Without making this too much of an ad hominem, I often get the impression that theologians and other Christians who loudly proclaim that violence is a necessary evil are much more focused on the “necessary” part than the “evil” part. All the good ends that the “necessary evil” of violence is supposed to serve fade into the background, and the result is essentially an outright defense of violence as such. One begins to detect a fascination with violence, seeing in it a heroism that arises not from the athleticism of war but rather from a certain supra-moral “toughness,” a willingness to “get your hands dirty.”

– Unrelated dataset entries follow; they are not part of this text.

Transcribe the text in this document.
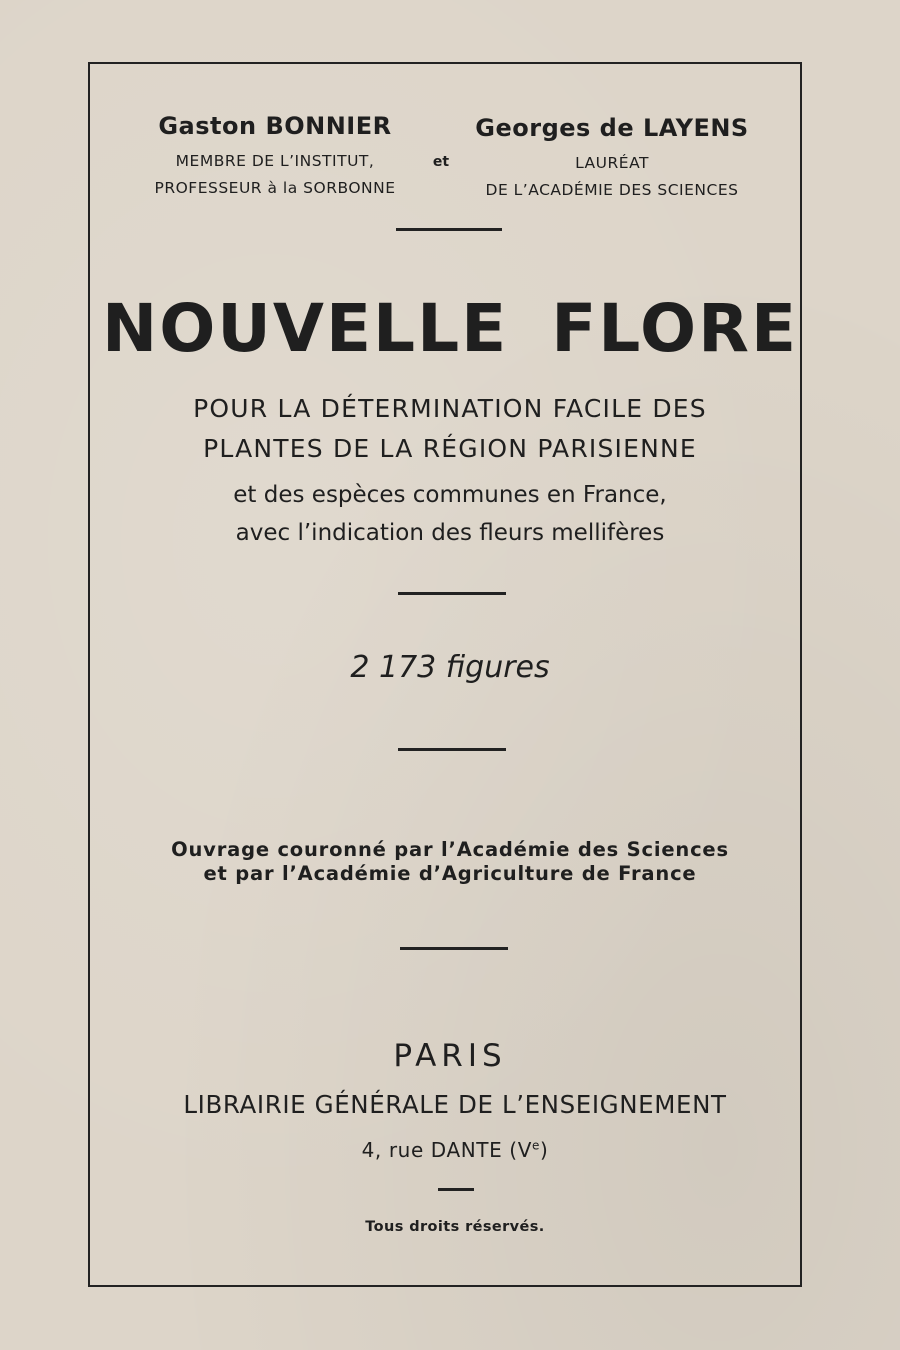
Gaston BONNIER
MEMBRE DE L’INSTITUT,
PROFESSEUR à la SORBONNE
et
Georges de LAYENS
LAURÉAT
DE L’ACADÉMIE DES SCIENCES
NOUVELLE FLORE
POUR LA DÉTERMINATION FACILE DES
PLANTES DE LA RÉGION PARISIENNE
et des espèces communes en France,
avec l’indication des fleurs mellifères
2 173 figures
Ouvrage couronné par l’Académie des Sciences
et par l’Académie d’Agriculture de France
PARIS
LIBRAIRIE GÉNÉRALE DE L’ENSEIGNEMENT
4, rue DANTE (Ve)
Tous droits réservés.
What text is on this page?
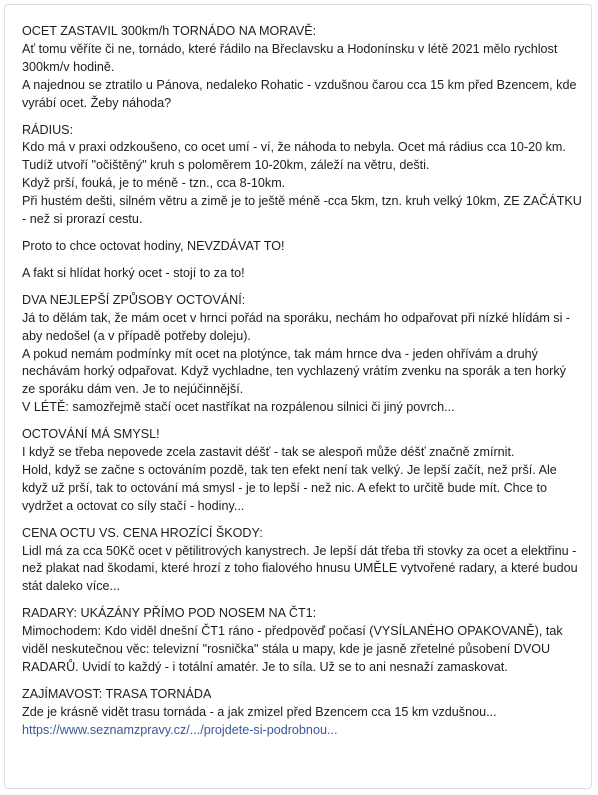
OCET ZASTAVIL 300km/h TORNÁDO NA MORAVĚ:

Ať tomu věříte či ne, tornádo, které řádilo na Břeclavsku a Hodonínsku v létě 2021 mělo rychlost 300km/v hodině.

A najednou se ztratilo u Pánova, nedaleko Rohatic - vzdušnou čarou cca 15 km před Bzencem, kde vyrábí ocet. Žeby náhoda?

RÁDIUS:

Kdo má v praxi odzkoušeno, co ocet umí - ví, že náhoda to nebyla. Ocet má rádius cca 10-20 km.

Tudíž utvoří "očištěný" kruh s poloměrem 10-20km, záleží na větru, dešti.

Když prší, fouká, je to méně - tzn., cca 8-10km.

Při hustém dešti, silném větru a zimě je to ještě méně -cca 5km, tzn. kruh velký 10km, ZE ZAČÁTKU - než si prorazí cestu.

Proto to chce octovat hodiny, NEVZDÁVAT TO!

A fakt si hlídat horký ocet - stojí to za to!

DVA NEJLEPŠÍ ZPŮSOBY OCTOVÁNÍ:

Já to dělám tak, že mám ocet v hrnci pořád na sporáku, nechám ho odpařovat při nízké hlídám si - aby nedošel (a v případě potřeby doleju).

A pokud nemám podmínky mít ocet na plotýnce, tak mám hrnce dva - jeden ohřívám a druhý nechávám horký odpařovat. Když vychladne, ten vychlazený vrátím zvenku na sporák a ten horký ze sporáku dám ven. Je to nejúčinnější.

V LÉTĚ: samozřejmě stačí ocet nastříkat na rozpálenou silnici či jiný povrch...

OCTOVÁNÍ MÁ SMYSL!

I když se třeba nepovede zcela zastavit déšť - tak se alespoň může déšť značně zmírnit.

Hold, když se začne s octováním pozdě, tak ten efekt není tak velký. Je lepší začít, než prší. Ale když už prší, tak to octování má smysl - je to lepší - než nic. A efekt to určitě bude mít. Chce to vydržet a octovat co síly stačí - hodiny...

CENA OCTU VS. CENA HROZÍCÍ ŠKODY:

Lidl má za cca 50Kč ocet v pětilitrových kanystrech. Je lepší dát třeba tři stovky za ocet a elektřinu - než plakat nad škodami, které hrozí z toho fialového hnusu UMĚLE vytvořené radary, a které budou stát daleko více...

RADARY: UKÁZÁNY PŘÍMO POD NOSEM NA ČT1:

Mimochodem: Kdo viděl dnešní ČT1 ráno - předpověď počasí (VYSÍLANÉHO OPAKOVANĚ), tak viděl neskutečnou věc: televizní "rosnička" stála u mapy, kde je jasně zřetelné působení DVOU RADARŮ. Uvidí to každý - i totální amatér. Je to síla. Už se to ani nesnaží zamaskovat.

ZAJÍMAVOST: TRASA TORNÁDA

Zde je krásně vidět trasu tornáda - a jak zmizel před Bzencem cca 15 km vzdušnou...

https://www.seznamzpravy.cz/.../projdete-si-podrobnou...
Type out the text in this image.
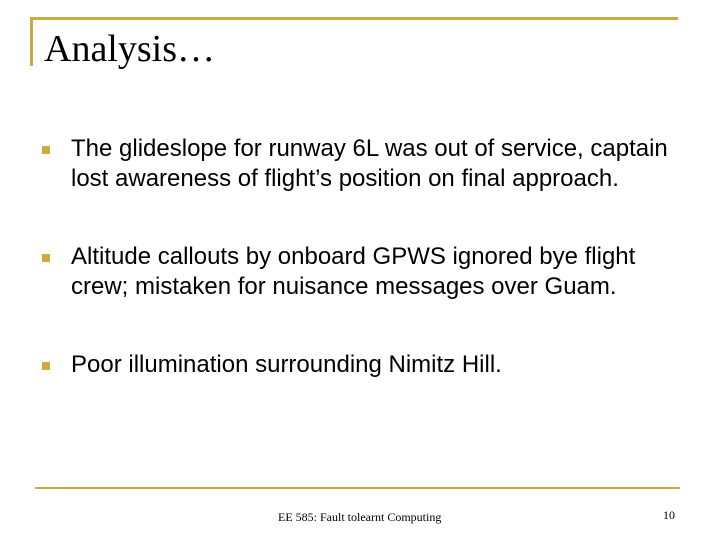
Analysis…
The glideslope for runway 6L was out of service, captain lost awareness of flight’s position on final approach.
Altitude callouts by onboard GPWS ignored bye flight crew; mistaken for nuisance messages over Guam.
Poor illumination surrounding Nimitz Hill.
EE 585: Fault tolearnt Computing	10
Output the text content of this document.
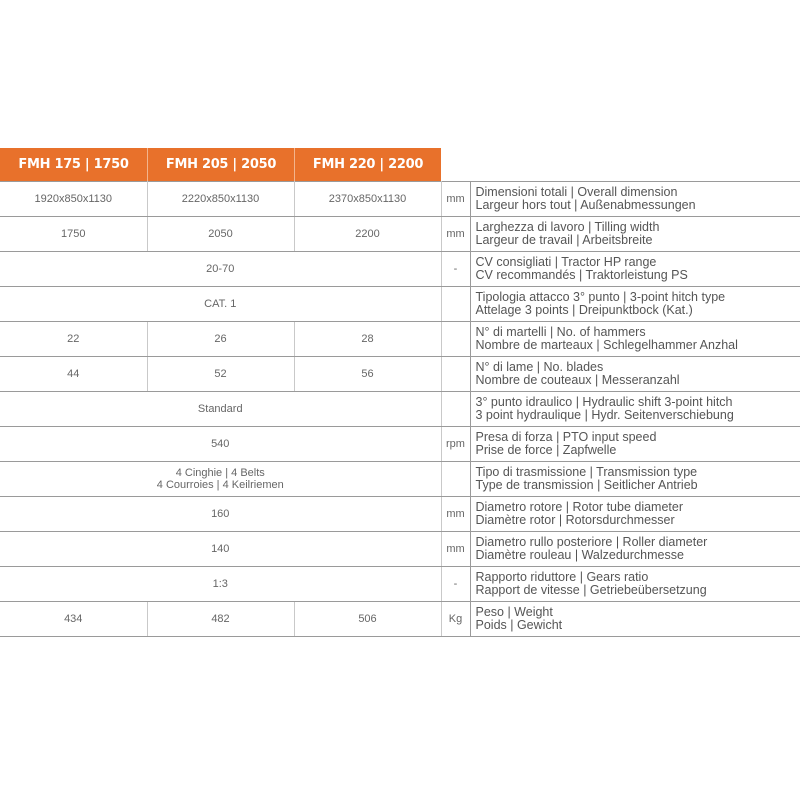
FMH 175 | 1750	FMH 205 | 2050	FMH 220 | 2200
1920x850x1130	2220x850x1130	2370x850x1130	mm	Dimensioni totali | Overall dimension
Largeur hors tout | Außenabmessungen

1750	2050	2200	mm	Larghezza di lavoro | Tilling width
Largeur de travail | Arbeitsbreite

20-70			-	CV consigliati | Tractor HP range
CV recommandés | Traktorleistung PS

CAT. 1				Tipologia attacco 3° punto | 3-point hitch type
Attelage 3 points | Dreipunktbock (Kat.)

22	26	28		N° di martelli | No. of hammers
Nombre de marteaux | Schlegelhammer Anzhal

44	52	56		N° di lame | No. blades
Nombre de couteaux | Messeranzahl

Standard				3° punto idraulico | Hydraulic shift 3-point hitch
3 point hydraulique | Hydr. Seitenverschiebung

540			rpm	Presa di forza | PTO input speed
Prise de force | Zapfwelle

4 Cinghie | 4 Belts
4 Courroies | 4 Keilriemen				Tipo di trasmissione | Transmission type
Type de transmission | Seitlicher Antrieb

160			mm	Diametro rotore | Rotor tube diameter
Diamètre rotor | Rotorsdurchmesser

140			mm	Diametro rullo posteriore | Roller diameter
Diamètre rouleau | Walzedurchmesse

1:3			-	Rapporto riduttore | Gears ratio
Rapport de vitesse | Getriebeübersetzung

434	482	506	Kg	Peso | Weight
Poids | Gewicht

Such a stance should be unsurprising: Is there anything more distinctively Christian than the fascination with motiveless malignity, the desire to violate the law precisely for the sake of violating the law? When it comes to violence, this Christian nihilism is even more dangerous because violence really is fascinating.

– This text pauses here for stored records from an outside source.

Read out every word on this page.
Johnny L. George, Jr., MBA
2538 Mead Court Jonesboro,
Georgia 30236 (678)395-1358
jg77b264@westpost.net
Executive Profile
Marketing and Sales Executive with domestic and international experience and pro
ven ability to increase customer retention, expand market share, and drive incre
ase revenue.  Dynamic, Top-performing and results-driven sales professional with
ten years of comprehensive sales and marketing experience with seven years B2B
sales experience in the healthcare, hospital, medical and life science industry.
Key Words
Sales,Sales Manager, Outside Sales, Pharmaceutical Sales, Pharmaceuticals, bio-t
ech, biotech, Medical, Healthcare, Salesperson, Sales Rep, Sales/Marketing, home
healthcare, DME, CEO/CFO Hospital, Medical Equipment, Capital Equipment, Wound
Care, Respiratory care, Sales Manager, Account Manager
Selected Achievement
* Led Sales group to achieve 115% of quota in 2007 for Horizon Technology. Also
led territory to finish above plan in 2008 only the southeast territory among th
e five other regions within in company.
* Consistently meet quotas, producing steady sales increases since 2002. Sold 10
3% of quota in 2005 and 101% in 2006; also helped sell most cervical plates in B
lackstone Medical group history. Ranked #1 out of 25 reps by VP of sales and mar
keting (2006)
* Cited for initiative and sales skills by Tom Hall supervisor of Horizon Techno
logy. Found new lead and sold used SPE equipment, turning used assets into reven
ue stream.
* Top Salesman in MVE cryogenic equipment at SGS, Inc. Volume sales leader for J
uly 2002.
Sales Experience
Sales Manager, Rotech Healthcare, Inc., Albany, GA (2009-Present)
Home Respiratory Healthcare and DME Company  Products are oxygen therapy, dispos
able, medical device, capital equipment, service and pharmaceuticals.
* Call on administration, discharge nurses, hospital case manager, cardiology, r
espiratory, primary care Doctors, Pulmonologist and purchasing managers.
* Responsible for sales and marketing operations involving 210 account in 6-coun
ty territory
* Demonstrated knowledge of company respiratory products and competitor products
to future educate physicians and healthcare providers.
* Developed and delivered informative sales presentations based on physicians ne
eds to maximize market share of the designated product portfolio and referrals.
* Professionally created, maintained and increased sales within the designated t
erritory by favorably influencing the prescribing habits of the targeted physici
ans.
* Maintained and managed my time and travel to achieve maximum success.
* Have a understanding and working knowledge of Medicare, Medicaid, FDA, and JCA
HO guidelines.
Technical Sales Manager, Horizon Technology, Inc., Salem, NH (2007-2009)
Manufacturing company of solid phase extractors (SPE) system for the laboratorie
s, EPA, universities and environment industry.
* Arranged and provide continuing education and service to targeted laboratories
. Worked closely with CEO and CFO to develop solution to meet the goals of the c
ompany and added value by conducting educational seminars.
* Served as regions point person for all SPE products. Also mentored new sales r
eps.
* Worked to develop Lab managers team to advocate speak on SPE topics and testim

Once in a seminar discussing Butler’s Precarious Life, I said that if a situation arose where I was, say, about to be mugged but somehow managed to get the better of the mugger, I would be tempted to beat the shit out of him — almost glad that he had attacked me, so that I would have a justification. I don’t think I’m a uniquely violent person, but everyone else protested: “No, of course not, I would never have that attitude, I don’t understand what you’re saying.”
As I clarified after everyone defended their own peaceful instincts, I was trying to get at the point that it is naive to think that violence can be simply an indifferent “means to an end” — it has its own attraction. What possible meaning would the discipline of nonviolence have if not for this very attraction? If anything, a practitioner of nonviolence should be more conscious of the fascination of violence than an outright advocate of violence is — a practitioner of nonviolence precisely because everything in them wants to be an advocate of violence.